The Spectator

Letters | 17 August 2017

Also: army cuts; football theft; other names for the other half; competing women

issue 19 August 2017

The education gap

Sir: It is disappointing that Toby Young (‘Parents, not schools, are key to the knowledge gap’, 5 August) conforms to the ‘Close the gap’ mentality that obsesses Ofsted and leftish thinking in state schools. Young deplores ‘the attainment gap between disadvantaged and non-disadvantaged 16-year-olds in England’. I prefer to get away from the tendentious terms ‘disadvantaged’ and ‘non-disadvantaged’ pupils and stick to the idea of high- and low-attaining pupils.

Left-inclined schools have various ways of closing this gap in attainment. One is to impose limits on how abler pupils can be challenged. Some secondary schools have gone soft on homework, even banning it altogether except for ‘optional’ study, because they think that the performance of more motivated pupils will increase ‘the gap’ between the two extremes of ability if compulsory homework is set to the whole spectrum of students’ ability. These schools realise that those pupils who can’t or won’t do homework — which is so crucial to the development of independent study — will lag further behind their abler peers under a homework-for-all policy. Such cases of ‘levelling down’, which are the enemy of school improvement, help to explain why state education in the UK is so far behind that of the best-performing countries.

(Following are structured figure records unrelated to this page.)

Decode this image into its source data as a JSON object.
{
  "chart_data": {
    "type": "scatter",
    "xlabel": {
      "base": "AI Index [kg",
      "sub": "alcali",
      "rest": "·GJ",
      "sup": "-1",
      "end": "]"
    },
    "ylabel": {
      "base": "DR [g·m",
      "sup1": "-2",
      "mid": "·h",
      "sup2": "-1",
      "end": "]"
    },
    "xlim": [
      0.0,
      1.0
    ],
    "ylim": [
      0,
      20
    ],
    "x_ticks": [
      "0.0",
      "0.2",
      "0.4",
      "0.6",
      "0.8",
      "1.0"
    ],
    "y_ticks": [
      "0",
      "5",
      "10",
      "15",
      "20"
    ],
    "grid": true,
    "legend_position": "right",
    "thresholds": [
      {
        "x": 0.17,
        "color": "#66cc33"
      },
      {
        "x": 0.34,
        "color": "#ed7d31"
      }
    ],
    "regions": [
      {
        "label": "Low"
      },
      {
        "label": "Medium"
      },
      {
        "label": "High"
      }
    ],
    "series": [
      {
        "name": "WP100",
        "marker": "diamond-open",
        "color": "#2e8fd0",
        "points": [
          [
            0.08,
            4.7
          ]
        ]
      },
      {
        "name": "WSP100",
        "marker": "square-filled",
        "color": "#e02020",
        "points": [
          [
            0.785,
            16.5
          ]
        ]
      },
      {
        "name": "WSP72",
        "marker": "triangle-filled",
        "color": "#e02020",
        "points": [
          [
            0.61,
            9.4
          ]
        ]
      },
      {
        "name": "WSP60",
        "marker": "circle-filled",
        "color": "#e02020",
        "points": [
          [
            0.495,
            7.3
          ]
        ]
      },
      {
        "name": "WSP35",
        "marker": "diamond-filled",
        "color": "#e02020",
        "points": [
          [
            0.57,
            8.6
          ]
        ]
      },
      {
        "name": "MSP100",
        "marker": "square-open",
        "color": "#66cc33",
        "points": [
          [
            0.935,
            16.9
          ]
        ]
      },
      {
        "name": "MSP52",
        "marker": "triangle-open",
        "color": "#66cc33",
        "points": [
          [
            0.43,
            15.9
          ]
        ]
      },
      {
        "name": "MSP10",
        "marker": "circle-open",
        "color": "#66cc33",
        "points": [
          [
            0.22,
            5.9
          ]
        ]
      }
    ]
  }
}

A more enlightened view would see this attainment gap widened rather than narrowed. Let there be no limit to the heights to which the ablest can soar. At the same time, let our schools raise the aspirations of less able pupils. An example would be to expect most school leavers to be fluent in another language — something taken for granted in many European countries, but shamefully absent from much of our educational thinking.

The latest Pisa rankings, run by the OECD and published in December 2016, were based on tests taken by 15-year-olds in over 70 countries.